Picture of Wrong-Way sign.

“Wrong-Way” signs and other interchange assets were captured by the drones and evaluated. Photo ©Michael O’Connell.

Results show that in one of the interchanges there were no “Wrong-Way Arrows,” other markings such as stopping lines at the end of exit ramps, or design features in place to prevent vehicles from driving the wrong way on the exit ramp. At the other interchange, there were no “Do Not Enter” signs, other markings, or design features to prevent drivers from going the wrong way.

Jalayer said a lack of information to guide drivers at these locations is a missed preventative measure against WWD incidents.

“Past studies have shown that exit-ramp terminals are the most common location for drivers to enter a highway going the wrong direction,” he said. “If we do not have the proper signs or features, the risk of a WWD crash could increase.”

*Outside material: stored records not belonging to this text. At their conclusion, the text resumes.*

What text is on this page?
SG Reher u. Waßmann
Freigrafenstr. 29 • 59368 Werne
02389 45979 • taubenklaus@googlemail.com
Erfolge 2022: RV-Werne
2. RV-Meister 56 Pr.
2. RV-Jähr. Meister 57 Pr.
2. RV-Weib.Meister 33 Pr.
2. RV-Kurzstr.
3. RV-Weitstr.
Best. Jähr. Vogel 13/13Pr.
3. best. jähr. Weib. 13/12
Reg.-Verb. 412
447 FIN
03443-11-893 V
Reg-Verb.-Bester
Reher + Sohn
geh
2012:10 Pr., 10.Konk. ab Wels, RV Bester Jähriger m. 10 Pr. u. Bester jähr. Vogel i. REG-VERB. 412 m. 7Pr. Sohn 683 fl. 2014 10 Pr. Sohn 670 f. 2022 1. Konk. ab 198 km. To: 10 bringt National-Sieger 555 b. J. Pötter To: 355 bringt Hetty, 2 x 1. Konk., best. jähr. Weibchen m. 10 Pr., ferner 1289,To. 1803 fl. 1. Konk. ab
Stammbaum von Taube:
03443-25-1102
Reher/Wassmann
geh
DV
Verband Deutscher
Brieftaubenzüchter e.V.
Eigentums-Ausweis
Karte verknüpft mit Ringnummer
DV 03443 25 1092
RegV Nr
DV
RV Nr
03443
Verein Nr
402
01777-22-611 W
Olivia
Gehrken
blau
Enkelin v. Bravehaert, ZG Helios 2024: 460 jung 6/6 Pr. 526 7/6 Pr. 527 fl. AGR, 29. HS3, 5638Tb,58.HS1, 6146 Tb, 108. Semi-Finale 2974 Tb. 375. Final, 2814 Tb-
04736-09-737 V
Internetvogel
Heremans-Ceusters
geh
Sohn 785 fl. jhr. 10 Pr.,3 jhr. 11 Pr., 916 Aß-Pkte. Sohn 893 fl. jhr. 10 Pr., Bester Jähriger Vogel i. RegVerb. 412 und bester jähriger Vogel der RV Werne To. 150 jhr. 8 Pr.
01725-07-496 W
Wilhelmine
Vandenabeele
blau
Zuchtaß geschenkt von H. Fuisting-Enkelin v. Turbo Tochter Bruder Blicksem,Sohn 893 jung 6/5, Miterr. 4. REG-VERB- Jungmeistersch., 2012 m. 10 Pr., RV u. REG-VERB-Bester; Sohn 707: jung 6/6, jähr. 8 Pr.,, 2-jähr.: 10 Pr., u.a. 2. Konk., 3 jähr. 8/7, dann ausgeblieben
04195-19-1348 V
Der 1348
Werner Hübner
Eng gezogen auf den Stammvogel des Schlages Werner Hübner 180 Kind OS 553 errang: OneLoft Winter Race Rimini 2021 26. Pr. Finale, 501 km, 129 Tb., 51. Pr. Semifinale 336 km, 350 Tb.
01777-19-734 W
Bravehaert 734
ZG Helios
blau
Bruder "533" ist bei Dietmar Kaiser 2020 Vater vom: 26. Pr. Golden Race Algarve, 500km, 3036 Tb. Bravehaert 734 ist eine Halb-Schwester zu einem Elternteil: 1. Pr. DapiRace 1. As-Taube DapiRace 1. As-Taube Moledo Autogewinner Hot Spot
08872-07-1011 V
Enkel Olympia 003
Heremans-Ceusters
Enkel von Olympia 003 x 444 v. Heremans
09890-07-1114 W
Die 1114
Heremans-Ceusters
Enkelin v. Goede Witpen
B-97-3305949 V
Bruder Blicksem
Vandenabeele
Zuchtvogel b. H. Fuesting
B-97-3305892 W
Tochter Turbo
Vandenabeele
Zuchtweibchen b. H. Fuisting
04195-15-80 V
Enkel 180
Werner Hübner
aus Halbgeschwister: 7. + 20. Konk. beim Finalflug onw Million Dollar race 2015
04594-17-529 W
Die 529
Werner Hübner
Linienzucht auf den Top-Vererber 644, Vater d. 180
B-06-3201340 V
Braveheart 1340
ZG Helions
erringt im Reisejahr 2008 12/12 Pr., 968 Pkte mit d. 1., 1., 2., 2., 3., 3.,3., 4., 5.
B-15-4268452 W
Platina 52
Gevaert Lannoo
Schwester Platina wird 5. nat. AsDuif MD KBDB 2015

O’Connell said that UAVs have a lot of safety applications. In this case, they can safely gather data about exit ramps that can be used to quickly inform stakeholders.

“Given the rapid expansion of drone technology, UAVs are likely to play a key role in addressing this important issue as well as many other safety concerns,” he said. “Field surveys are time-consuming, labor-intensive, and sometimes hazardous. Investing in drone technology and expanding this research to larger test locations can save time, money, and improve safety.”